(Book Review) How Powerful Are Global Indicators? Statistical indicators are more influential than ever before. The Economist provided one recent overview of the power of indicators in a report entitled “How to lie with indices,” and Alexander Cooley and Jack Snyder give a similar motivation and justification for their edited volume Ranking the World: Grading States as a Tool of Global Governance. There are more numbers and they are having more influence, so we need to get a handle on how they are produced and what kind of power they have. I agree, there is a rise in indicators. Moreover, fueled by big data and the sustainable development goals, the so-called data revolution is finding its feet, so I do not expect it to let up anytime soon.
As one would expect there is now a ballooning literature to match the rise of indicators. Cooley and Snyder’s volume is on trend here, and collects a nice set of contributions, largely originating from international relations scholars working on Eurasia. The early and leading contributions in the literature on indicators emerged from law and anthropology (sometimes cross-disciplinary work), but now political science, and in particular international relations, is following. Economics is as far as I can tell still on the sidelines. Of course, “constructivism” within international relations has a natural comparative advantage in approaching data as social products. On the other hand, economists, statisticians, and political scientists of the positivist mold have a mountain to climb.

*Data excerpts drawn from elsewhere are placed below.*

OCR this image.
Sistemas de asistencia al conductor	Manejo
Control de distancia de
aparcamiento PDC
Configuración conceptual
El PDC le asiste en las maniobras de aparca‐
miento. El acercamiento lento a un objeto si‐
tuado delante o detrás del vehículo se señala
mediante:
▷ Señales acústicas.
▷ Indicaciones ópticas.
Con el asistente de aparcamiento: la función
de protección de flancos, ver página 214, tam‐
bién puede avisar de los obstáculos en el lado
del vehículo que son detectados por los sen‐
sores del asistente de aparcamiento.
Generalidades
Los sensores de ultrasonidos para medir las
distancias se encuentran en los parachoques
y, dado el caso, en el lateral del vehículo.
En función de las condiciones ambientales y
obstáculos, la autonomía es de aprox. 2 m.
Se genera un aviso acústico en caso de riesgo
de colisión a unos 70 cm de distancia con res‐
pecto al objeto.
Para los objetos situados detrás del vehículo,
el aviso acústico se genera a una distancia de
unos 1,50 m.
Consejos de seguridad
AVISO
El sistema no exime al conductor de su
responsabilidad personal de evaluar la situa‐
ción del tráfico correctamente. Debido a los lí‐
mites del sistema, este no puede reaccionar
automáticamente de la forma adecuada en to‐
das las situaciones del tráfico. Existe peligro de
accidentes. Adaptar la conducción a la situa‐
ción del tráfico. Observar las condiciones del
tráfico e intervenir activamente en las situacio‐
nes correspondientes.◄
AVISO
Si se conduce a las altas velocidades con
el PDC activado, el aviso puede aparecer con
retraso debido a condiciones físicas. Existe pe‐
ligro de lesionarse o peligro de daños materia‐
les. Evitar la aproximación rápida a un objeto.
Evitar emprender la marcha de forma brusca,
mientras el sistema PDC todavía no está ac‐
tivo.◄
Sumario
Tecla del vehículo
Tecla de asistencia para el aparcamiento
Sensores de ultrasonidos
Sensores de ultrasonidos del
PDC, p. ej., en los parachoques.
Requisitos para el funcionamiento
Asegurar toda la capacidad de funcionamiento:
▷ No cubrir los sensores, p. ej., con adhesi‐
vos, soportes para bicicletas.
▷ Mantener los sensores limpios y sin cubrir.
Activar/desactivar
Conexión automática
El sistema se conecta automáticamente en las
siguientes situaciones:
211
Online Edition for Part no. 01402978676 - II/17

I hope there will be a gradual shift in all disciplines towards approaching global indicators critically as “products” rather than the mainstream approach of being uncritical consumers of indicators. All these indicators are entering the realm of “as if” governance. We all know, I hope, that the Freedom House actually does not measure “democracy”; that the consumer price index does not actually measure “inflation”; and that Transparency International does not actually measure “corruption.” We just pretend “as if” they do. We are in deep trouble if we forget that we are making decisions or doing analytic research “as if” these things can actually be counted.
Cooley and Snyder provides a good introduction and conclusion that makes for excellent reading if you want to get an idea of the main research questions and what has been discovered thus far. The collected papers here are thus a really useful report on progress thus far on the topic. The volume makes the point that indicators are powerful, and in doing so, one might say that they have indeed picked the most visible and powerful ones. We are first introduced to the world of the credit-rating agencies by Rawi Abdelal and Mark Blyth, before Mlada Bukovansky treats us to a study of how corruption is measured. Nehal Bhuta provides a rather parallel study of how “state fragility” is quantified. Seva Gunitsky compares different ways to quantify the degree of democracy in a country. And if you did not already question whether such indicators might be the subject of gaming, Sam Schueth provides a study of how Georgia responded to being ranked on the Doing Business Index.
This edited volume is a good place to start if you are looking to read up on some of the numbers literature. It has many strengths, one of them being that it appears quite cohesive as far as edited volumes go. It might have benefited from closer proofreading, and the book is, as one would expect, colored by the fact that this a study of numbers from a group of scholars in international relations largely looking at the world from the point of view of US-Russian and Central Asian relations.
Despite the many publications on this topic, I think there are still many holes in our knowledge. There is a further need for empirical research along the lines of political ethnography of indicators. Particularly there is a knowledge gap concerning the relationship between data and decisions. There is also a surprising gap in knowledge of what makes a good indicator and what does not. The book chiefly presents studies where numbers do matter–such as when Georgia targeted the indicator that measures the ease of doing business. But more often than not evidence, statistics, and indicators are roundly ignored. There are more indicators now than before, but why do some matter and others do not? These are just some of the questions that arise when reading the book. In other words: more research is needed, and this book is a good start if you want to be stimulated.